One of her killers was part of a group of seven prisoners who engineered an elaborate escape plan and almost succeeded back in 1979, seven years before Cobby’s tragic murder.
The group was comprised of convicted murderers and sex offenders.
The men worked in ‘shifts’ digging their way down a hole hidden in a wardrobe and through the soft sandstone walls of Parramatta gaol.
They used knives, forks, screwdrivers and eventually a shovel to chisel a tunnel out of the prison and into the nearby linen company.
The hole was finally dug and the day for escape had come – and it was nearly successful until inmate Michael Murphy, who would go on to murder Anita Cobby, made one short telephone call.

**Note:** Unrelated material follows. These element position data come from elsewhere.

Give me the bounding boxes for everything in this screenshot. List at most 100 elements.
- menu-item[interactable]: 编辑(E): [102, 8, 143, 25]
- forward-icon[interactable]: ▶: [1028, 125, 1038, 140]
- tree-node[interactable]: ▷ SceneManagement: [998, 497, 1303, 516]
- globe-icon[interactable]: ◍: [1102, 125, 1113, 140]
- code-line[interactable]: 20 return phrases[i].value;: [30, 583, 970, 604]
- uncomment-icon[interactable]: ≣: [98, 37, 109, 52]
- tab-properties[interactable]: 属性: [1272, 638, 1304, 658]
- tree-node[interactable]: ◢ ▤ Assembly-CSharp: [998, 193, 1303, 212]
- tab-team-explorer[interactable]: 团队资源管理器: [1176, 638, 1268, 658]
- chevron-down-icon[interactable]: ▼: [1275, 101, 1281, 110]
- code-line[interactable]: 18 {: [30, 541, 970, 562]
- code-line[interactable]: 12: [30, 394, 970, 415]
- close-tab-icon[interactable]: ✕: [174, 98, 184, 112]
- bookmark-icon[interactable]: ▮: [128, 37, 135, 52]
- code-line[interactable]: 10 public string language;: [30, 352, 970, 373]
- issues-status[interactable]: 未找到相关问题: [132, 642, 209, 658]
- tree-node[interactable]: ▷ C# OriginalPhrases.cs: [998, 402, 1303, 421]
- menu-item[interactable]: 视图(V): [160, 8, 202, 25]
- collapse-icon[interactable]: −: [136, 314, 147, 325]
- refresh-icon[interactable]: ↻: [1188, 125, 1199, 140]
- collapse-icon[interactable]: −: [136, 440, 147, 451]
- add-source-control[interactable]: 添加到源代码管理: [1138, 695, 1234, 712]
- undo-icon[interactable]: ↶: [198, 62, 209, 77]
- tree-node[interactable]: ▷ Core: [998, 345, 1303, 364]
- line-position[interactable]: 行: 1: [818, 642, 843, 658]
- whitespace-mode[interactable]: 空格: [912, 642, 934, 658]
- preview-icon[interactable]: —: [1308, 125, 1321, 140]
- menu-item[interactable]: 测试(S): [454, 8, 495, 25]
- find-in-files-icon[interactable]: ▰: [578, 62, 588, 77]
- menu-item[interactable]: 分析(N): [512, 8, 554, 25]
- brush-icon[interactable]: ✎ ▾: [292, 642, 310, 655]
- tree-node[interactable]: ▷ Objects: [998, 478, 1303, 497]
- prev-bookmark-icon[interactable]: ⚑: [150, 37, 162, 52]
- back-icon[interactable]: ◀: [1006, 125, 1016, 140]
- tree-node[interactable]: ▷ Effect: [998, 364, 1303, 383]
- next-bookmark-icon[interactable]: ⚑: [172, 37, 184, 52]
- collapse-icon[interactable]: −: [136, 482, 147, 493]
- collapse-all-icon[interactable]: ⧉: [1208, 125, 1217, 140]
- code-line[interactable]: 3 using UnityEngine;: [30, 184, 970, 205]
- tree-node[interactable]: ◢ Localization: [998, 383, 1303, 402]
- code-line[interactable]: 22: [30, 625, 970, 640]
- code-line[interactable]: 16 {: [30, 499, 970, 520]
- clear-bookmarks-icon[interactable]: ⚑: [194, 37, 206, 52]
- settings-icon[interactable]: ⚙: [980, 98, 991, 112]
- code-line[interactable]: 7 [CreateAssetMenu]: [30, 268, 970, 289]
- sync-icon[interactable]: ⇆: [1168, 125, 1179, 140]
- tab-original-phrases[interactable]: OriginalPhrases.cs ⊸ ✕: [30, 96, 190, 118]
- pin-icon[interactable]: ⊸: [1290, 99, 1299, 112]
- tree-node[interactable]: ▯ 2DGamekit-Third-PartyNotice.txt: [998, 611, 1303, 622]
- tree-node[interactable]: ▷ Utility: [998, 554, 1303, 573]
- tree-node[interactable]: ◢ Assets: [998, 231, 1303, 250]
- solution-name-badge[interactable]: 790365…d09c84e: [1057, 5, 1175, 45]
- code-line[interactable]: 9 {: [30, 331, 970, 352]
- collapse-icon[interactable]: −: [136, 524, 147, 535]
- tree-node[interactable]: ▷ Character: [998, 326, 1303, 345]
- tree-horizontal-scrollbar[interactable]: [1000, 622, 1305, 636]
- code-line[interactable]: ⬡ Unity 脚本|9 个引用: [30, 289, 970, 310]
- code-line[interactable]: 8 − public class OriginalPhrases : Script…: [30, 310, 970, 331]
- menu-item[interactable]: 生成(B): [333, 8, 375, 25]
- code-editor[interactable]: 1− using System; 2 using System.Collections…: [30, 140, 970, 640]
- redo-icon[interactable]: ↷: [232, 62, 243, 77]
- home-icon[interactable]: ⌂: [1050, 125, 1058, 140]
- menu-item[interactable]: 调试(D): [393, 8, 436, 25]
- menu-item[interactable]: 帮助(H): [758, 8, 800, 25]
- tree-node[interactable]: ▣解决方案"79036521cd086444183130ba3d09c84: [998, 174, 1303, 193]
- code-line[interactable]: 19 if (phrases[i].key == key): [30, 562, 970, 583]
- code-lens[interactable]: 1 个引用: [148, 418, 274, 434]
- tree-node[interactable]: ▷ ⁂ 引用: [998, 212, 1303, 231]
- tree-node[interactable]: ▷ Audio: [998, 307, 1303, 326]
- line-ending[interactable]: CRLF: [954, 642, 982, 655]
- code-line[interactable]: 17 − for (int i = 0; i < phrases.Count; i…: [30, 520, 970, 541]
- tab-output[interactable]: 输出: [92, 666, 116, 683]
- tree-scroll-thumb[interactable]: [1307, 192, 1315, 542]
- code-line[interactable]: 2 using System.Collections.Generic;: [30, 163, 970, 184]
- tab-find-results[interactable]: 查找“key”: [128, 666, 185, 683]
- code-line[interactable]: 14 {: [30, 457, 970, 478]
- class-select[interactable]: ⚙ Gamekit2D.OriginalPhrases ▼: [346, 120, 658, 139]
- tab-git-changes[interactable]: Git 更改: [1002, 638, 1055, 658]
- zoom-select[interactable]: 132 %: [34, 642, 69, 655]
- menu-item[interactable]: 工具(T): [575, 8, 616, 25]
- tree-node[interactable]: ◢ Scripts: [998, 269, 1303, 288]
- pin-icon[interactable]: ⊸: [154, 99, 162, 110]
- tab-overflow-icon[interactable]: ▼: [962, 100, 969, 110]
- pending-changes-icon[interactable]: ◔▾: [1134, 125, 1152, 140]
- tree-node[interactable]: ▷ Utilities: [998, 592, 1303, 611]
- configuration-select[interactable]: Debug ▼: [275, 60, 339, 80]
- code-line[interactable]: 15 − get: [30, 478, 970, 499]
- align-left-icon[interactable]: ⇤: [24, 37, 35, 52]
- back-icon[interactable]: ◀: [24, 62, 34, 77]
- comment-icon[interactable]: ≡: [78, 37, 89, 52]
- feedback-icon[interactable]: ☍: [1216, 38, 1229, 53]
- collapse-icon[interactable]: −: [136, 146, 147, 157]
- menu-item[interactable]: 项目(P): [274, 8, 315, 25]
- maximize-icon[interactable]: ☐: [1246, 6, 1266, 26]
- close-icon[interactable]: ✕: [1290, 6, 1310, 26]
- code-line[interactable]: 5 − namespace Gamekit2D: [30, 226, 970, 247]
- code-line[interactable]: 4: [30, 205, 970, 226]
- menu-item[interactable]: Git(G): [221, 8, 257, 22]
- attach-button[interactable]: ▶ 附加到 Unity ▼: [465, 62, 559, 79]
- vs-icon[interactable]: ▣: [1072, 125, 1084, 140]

He called his grandmother and told her that he would be out soon. Unfortunately for Murphy, she then called the prison back, repeated the good news and asked when her grandson would be released.
This of course raised alarm bells and the tunnel was discovered the morning of the intended escape, although previous searches had not uncovered the hole.
Sixteen years later, the mastermind Lanigan, convicted of murder, escaped from Long Bay Farm and has never been heard of since.
Murphy escaped in 1986 from Silverwater jail but his freedom only lasted a year, when he was once again behind bars for his part in the Anita Cobby murder.
And while security in prisons is always increasing, those desperate to get out will continue to lay awake at night thinking of ways to escape.